Save to Pinterest My family enjoys customizing this bowl with their favorite sauces and garnishes, bringing out everyone's personality at the table.
Required Tools
Saucepan with lid, non-stick skillet or grill pan, knife and cutting board, mixing bowls
Allergen Information
Contains soy. Use tamari for gluten-free. Always double-check packaging for potential allergens.
Nutritional Information (per serving)
Calories: 350. Total Fat: 11 g. Carbohydrates: 45 g. Protein: 18 g.
Save to Pinterest This vibrant dish adds color and nourishment to any mealtime everyone leaves the table feeling satisfied and energized.
Recipe Questions & Answers
- → How do you press tofu properly?
Wrap tofu in a clean towel and place a weighted object on top to remove excess water for at least 15 minutes. This helps achieve a firmer texture when cooking.
- → Can I use fresh vegetables instead of frozen?
Yes, fresh vegetables can be used; just adjust cooking time to ensure they're tender but still crisp.
- → What oil works best for stir-frying?
Sesame oil adds a rich flavor, but olive oil or other neutral oils work well for high-heat stir-frying.

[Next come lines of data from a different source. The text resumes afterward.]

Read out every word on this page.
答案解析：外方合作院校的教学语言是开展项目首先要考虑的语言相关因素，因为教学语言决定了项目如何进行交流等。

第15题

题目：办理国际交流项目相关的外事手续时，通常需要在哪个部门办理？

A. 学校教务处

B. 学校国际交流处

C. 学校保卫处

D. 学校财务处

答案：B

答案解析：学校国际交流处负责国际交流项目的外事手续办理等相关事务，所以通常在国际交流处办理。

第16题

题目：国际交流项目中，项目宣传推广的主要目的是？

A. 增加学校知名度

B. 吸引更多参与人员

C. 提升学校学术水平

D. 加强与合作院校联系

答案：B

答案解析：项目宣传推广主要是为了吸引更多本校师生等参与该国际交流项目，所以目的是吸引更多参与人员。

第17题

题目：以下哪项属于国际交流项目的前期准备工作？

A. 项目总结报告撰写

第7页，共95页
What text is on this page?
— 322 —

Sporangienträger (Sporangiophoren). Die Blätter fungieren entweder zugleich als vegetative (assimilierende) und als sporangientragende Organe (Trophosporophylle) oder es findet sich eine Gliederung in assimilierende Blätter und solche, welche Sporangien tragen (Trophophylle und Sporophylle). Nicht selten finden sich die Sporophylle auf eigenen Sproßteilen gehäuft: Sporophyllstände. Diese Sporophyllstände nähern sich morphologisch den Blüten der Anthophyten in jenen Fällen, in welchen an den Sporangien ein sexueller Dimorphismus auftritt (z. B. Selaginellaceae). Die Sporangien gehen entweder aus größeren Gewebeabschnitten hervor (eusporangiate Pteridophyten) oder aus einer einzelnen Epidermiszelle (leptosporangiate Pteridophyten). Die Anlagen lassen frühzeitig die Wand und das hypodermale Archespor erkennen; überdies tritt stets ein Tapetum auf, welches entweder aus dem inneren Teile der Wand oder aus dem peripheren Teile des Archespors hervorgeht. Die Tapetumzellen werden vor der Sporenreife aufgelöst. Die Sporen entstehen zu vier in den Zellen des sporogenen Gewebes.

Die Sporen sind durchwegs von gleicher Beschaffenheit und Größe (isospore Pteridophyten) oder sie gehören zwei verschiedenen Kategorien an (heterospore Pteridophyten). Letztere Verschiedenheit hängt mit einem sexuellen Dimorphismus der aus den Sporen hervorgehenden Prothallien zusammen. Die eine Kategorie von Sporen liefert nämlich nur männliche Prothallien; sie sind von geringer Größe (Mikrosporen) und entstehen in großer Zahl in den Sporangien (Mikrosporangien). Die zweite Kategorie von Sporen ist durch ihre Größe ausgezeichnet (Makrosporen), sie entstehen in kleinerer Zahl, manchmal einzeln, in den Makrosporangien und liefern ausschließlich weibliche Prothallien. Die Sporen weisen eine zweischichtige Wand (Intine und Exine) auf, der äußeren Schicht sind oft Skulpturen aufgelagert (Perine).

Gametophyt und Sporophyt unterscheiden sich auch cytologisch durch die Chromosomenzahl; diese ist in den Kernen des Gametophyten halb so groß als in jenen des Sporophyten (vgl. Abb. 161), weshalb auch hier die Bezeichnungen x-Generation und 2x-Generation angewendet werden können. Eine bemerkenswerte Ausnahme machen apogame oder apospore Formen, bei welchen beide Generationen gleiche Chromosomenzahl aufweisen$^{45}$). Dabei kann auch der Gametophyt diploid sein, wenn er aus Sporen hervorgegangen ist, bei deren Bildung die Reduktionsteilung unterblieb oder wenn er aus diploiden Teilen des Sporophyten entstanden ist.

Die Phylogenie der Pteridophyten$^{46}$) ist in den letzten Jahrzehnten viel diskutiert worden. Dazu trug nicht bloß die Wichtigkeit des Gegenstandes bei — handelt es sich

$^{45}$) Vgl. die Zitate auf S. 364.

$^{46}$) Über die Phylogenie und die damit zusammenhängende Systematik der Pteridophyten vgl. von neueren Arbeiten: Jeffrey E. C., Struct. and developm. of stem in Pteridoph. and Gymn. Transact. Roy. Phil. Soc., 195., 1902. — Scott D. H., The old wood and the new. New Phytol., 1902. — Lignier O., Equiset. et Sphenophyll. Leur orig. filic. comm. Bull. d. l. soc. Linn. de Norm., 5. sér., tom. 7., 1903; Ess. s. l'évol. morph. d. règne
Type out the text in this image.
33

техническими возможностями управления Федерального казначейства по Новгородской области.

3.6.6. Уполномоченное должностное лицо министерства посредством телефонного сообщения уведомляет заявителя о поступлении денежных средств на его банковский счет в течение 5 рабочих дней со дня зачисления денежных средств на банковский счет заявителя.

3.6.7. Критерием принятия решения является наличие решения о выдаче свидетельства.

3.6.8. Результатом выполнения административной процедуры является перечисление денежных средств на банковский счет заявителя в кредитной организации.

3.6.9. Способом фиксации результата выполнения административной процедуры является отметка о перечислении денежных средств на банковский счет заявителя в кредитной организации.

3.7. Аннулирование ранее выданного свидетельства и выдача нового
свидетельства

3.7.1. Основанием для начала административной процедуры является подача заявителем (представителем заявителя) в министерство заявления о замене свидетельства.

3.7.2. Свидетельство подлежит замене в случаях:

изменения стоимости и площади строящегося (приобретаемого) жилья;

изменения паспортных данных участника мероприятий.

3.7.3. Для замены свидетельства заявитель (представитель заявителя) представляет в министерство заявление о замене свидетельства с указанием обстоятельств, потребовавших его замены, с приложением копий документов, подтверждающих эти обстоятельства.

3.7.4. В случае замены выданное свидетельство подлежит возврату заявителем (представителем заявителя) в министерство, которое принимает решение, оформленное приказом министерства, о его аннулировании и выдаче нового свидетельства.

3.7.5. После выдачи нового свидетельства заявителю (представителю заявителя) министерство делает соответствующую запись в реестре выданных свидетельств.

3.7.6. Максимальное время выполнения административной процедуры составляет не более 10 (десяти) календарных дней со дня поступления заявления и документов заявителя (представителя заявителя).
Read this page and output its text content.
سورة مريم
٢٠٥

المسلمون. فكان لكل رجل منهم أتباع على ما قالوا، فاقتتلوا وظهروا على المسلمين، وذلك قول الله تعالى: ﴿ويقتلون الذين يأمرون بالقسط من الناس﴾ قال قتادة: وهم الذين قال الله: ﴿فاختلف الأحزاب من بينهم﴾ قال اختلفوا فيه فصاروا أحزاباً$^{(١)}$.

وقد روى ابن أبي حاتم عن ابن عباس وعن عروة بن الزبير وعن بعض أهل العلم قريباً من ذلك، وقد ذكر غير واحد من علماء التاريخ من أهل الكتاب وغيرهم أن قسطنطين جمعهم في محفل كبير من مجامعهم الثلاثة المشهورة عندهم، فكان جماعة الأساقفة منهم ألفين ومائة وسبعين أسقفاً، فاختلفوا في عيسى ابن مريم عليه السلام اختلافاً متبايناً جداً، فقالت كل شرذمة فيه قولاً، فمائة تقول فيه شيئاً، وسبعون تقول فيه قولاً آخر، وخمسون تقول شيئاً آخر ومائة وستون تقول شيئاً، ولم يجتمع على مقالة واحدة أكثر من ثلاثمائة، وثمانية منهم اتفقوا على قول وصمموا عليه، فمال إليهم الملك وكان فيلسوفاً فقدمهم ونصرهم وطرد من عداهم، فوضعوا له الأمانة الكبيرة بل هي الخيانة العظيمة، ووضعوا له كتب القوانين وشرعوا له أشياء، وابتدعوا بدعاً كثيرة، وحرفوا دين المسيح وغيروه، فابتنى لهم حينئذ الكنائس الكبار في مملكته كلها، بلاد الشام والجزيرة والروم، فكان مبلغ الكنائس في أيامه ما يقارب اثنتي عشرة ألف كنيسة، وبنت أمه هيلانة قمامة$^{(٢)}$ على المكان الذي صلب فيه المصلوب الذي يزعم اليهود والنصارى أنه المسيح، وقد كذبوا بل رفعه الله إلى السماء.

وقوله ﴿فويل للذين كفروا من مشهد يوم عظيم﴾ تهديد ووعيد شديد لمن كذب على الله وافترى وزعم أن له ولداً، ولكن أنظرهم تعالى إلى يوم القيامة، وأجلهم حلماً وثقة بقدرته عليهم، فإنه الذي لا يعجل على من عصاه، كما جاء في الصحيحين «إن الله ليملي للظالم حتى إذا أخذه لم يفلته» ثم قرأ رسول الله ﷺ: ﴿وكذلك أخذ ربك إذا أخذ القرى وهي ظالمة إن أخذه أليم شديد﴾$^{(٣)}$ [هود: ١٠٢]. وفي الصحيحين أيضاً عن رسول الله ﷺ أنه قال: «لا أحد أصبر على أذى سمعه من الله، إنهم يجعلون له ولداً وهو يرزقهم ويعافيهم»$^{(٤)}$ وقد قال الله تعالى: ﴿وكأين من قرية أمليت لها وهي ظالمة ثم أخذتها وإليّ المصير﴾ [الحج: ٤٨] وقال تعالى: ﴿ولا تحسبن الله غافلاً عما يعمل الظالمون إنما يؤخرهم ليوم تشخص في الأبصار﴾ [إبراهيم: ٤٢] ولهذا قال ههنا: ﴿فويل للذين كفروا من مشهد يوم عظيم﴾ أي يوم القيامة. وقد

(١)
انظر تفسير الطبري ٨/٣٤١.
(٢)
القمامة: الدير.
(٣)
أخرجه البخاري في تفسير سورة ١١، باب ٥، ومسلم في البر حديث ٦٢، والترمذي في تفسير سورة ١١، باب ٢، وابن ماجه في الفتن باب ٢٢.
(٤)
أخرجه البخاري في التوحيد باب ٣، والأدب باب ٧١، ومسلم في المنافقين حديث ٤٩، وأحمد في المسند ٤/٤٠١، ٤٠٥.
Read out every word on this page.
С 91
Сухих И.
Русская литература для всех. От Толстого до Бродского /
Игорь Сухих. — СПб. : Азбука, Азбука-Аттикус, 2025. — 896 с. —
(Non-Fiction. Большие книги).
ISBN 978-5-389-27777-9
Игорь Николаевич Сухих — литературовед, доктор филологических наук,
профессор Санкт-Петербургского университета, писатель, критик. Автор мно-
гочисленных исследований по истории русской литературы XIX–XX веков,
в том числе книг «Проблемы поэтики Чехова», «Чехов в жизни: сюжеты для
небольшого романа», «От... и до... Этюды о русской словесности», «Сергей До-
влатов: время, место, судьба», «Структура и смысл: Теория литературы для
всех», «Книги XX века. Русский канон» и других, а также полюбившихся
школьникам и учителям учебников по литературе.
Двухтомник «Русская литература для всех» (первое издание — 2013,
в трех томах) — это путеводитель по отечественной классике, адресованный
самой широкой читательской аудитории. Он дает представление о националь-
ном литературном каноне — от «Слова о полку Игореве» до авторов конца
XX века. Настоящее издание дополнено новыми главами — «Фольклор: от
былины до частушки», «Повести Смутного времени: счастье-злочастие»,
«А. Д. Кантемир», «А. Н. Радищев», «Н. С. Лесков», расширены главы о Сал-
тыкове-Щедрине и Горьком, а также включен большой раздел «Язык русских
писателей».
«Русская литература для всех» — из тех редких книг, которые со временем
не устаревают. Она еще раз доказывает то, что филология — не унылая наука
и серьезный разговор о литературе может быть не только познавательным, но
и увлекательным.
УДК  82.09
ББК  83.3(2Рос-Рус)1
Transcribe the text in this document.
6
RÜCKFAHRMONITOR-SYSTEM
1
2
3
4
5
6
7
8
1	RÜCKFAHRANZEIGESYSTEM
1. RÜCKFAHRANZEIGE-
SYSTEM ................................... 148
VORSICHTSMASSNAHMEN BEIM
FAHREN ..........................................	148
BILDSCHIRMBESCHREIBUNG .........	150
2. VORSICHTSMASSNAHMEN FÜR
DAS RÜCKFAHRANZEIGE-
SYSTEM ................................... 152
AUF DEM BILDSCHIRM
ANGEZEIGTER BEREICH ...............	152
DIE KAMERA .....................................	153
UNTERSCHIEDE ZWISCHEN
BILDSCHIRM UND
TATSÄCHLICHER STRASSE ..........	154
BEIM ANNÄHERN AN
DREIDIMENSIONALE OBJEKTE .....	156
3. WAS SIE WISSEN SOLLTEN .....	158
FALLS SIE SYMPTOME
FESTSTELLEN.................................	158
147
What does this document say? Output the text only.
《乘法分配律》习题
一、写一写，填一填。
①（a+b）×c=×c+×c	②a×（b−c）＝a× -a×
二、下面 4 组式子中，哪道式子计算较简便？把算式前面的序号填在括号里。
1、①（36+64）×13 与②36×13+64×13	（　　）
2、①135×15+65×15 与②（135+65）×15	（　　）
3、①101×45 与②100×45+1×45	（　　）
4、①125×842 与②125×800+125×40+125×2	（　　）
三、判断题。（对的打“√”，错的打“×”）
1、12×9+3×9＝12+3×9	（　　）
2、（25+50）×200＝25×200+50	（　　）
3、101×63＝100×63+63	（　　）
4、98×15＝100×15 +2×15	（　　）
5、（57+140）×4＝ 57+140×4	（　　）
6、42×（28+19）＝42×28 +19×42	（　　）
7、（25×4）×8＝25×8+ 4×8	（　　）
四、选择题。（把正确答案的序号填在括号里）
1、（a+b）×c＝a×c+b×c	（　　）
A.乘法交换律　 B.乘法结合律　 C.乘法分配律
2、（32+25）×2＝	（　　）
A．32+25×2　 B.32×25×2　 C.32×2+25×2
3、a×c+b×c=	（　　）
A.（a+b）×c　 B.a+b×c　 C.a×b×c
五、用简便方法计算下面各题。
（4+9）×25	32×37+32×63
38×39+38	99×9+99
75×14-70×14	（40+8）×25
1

- → How to make the tofu flavorful?
Marinate tofu with soy sauce, garlic powder, smoked paprika, and pepper before searing to infuse deep flavor.
- → Is it necessary to rinse rice before cooking?
Rinsing rice removes excess starch for fluffier grains and prevents clumping during cooking.
- → Can I make this dish gluten-free?
Use tamari instead of soy sauce to avoid gluten and maintain the dish’s savory profile.